Right now I'm mainly gigging with "Aggie," my acoustic/electric guitar in tele dimensions. (I call her "Aggie" because the top is ash, the back is mahogany, so Ash + Mahogany = A&M = "Aggie.") It's kinda sad that my teles aren't getting more gigs these days, but the only consistent playing out I'm doing lately is volunteer work at a seniors care facility. In the past, I would take both Aggie and one of my teles along with two amps, but that's really overkill for a show for seniors in an activity room for just 90 minutes, so now I just take Aggie and my Fishman Loudbox Mini Charge amp. I do have an outdoors Market Days gig next month at a nearby marina. I'll be taking a tele and Aggie to that one.
Larry, funny you mention the Harmony H1213. I've been watching one on reverb-looks good (single owner) made in 1956 (when I was made!). I have a new Godin arch top and a 1952 Gibson l-50 I need to work on. I'm also interested in an l-50 that Lee might sell. The price on the the Harmony is low! Kind of tempting.
You gotta get it! My 1213 is a '71, my birth year....its a good thing.
A '56. Be advised, the neck will probably be as fat as a baseball bat, and will not have a truss rod or any steel reinforcement. Unless it says "Steel reinforced neck" on the headstock. Last year I bought a 1953 (my birth year) Broadway H954. It has the thick neck, not reinforced, and it's not a problem. Plays well up and down the neck.
Dad's H1213 was a mid '60s vintage, the "Harmony" logo on the headstock was different than what's on my Broadway and what must be on that 56 you're looking at. Like @Wildeman said, get that birth year guitar!
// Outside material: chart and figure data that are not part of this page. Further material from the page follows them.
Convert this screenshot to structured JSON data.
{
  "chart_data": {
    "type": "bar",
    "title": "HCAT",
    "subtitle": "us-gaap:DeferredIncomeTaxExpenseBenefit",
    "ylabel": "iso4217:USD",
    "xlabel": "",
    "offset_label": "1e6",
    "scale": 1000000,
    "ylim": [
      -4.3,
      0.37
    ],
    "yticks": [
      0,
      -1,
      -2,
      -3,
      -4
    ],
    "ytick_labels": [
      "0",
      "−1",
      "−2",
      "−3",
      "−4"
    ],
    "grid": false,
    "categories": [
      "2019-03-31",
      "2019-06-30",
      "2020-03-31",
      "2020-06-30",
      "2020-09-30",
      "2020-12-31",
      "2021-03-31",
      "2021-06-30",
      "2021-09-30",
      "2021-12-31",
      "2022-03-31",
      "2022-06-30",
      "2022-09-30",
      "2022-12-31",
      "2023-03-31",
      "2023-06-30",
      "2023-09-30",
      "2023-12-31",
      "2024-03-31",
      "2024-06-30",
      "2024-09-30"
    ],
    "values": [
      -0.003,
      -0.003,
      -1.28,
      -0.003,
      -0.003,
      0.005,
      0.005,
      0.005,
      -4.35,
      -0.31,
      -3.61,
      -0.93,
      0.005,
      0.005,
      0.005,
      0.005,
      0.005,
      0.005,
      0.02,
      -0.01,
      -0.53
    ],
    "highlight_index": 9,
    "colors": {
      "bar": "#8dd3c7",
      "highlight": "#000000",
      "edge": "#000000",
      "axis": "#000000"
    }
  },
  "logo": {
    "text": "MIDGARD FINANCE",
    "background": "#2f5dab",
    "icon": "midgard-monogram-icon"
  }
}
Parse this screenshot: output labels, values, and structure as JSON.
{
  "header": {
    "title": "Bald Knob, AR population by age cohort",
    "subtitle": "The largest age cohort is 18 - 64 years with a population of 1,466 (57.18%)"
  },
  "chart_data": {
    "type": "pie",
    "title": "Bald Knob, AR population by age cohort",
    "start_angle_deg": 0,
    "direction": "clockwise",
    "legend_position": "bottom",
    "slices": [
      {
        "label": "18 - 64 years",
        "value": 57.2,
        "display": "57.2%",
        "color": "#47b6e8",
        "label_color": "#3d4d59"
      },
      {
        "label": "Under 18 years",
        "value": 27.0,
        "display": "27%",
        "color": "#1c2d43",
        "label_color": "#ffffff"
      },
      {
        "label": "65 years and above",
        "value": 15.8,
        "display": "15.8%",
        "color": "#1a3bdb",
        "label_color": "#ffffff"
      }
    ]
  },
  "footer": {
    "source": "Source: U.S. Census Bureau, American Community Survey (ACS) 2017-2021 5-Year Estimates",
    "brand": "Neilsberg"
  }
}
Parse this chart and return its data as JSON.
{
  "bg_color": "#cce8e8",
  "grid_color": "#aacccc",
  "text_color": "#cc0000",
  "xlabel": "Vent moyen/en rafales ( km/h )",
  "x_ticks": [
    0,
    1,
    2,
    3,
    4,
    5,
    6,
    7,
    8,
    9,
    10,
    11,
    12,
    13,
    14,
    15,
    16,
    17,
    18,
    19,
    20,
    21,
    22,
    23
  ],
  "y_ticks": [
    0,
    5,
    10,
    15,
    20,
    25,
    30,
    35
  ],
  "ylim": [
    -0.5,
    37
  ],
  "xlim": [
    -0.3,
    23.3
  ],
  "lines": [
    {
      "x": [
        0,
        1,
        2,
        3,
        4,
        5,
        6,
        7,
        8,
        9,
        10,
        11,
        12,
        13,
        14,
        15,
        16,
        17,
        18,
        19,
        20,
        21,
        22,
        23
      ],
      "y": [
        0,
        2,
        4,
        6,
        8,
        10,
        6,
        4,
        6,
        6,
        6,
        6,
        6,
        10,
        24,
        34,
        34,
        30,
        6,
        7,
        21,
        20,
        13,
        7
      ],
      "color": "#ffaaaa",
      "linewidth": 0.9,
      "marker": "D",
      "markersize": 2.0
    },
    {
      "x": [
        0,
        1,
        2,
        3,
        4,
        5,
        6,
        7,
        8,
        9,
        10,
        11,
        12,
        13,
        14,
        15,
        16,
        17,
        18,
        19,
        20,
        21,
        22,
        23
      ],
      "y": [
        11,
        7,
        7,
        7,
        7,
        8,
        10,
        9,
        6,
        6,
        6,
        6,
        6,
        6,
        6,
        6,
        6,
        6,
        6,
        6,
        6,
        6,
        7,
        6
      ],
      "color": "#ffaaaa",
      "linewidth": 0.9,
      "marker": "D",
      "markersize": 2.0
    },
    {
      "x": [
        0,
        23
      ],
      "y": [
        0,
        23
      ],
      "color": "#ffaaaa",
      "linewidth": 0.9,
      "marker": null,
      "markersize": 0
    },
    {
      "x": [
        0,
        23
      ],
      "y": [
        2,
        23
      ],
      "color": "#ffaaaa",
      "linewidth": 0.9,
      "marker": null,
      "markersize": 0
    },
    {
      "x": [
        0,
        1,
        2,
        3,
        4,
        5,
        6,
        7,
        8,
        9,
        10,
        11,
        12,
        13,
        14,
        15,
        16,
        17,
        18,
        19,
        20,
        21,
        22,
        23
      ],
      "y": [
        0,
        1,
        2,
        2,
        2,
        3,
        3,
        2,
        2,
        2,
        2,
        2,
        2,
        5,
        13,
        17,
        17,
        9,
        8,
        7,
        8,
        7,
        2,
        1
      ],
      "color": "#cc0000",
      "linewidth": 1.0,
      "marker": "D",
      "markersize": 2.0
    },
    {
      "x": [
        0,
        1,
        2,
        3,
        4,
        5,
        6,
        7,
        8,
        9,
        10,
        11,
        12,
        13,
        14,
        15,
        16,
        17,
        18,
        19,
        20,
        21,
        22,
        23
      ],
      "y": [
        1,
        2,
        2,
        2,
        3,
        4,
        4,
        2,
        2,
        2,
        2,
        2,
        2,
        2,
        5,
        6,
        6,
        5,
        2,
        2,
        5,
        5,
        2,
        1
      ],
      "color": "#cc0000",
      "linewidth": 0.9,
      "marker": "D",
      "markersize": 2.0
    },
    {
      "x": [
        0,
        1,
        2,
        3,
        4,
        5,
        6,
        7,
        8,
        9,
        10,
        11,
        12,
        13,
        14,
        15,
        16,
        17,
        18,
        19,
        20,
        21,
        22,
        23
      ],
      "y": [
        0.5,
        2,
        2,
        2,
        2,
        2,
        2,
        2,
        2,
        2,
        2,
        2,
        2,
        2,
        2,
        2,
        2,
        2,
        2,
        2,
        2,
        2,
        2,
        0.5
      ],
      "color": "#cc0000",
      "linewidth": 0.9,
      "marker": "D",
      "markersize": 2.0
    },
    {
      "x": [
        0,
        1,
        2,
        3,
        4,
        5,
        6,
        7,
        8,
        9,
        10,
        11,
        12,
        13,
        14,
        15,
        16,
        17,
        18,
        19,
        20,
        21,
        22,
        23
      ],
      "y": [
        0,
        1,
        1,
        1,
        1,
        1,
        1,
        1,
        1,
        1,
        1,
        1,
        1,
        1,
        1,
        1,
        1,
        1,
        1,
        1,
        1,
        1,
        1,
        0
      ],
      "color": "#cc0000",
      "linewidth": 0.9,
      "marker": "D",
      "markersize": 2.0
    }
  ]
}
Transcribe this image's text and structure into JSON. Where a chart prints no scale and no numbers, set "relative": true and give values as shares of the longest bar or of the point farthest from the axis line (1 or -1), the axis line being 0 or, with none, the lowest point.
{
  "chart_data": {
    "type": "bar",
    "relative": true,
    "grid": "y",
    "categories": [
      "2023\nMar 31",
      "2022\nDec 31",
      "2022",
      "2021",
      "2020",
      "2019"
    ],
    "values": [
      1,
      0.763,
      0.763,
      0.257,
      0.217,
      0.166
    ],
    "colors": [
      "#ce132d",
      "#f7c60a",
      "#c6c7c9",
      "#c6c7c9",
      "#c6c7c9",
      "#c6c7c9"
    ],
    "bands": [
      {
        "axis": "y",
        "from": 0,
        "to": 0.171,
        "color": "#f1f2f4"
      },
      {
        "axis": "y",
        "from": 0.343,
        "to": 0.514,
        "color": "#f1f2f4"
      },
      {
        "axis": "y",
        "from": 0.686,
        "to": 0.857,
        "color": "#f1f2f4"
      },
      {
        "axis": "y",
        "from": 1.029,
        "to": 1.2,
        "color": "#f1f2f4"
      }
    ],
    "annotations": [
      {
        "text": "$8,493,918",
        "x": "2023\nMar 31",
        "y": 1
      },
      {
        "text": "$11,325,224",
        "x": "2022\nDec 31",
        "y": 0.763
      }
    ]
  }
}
Larry, thanks for the heads up. I looked at the pictures a little closer (luckily there's a lot) and noticed that the headstock did not say "steel reinforced" (must have been a different guitar I was looking at) and the string action looked way high. Not sure how much adjustment there is in the bridge. I already have a couple projects going on, including the l-50, so I think I'll stand down on this one at this point.
BTW, were there any Hohner archtops?
envirodat (Bill), some serial number data on the HG-320 I just got. Model HG-320, serial number H-08402, date 08-78 (all on the sticker inside the sound hole, nothing on the neck block). It came with the original hang tag that says Limited Edition, although there is no markings on the guitar to indicate such. Thanks, Greg.
Thanks Gsweng (Greg). I have updated the sheet.
Well, back on page 88 was my first post here, and I promised to get ya'll pictures of my 2 Hohner guitars...
- 1970-something G03 Acoustic
- 1970-something HG-400SG (lawsuit SG)
So, with shaky hands and no photographic skills whatsoever... haha... here they are...
1970-something Hohner G03 Acoustic
1970-something Hohner HG-400SG (lawsuit SG)
- Dimarzio Dual-Sound pickups (aka Super Distortion w/ mini switches for coil split)
- German-made Schaller tuners
I love SG guitars... great sound, light weight with awesome whole neck access. Have only seen a few Hohner versions come up for sale the last few years and would buy one if the right deal an condition presents itself. Thanks for sharing!
I own / play 2 Epiphones and 1 Gibson SG’s
Rock On, RG
Almost like new, 1 tiny ding in top near lower bout.
Thought some of our members would like to see the interpretation of “semi-solid” back and sides is.
This was found in an ad for a Morris guitar. Many of the Hohner brand guitars were identical to Morris and probably built by Terada.
I think the fingerboard is more than likely rosewood. Worldwide restrictions came into force on the supply of Brazilian rosewood, way before Hohner guitar's were introduced.
Most of the Hohner guitars I have list the fingerboard and bridge as being rosewood. The 940 and 950 are ebony.
That-there HG06 sure is purty! I have grown to really like the look of the 3 piece back.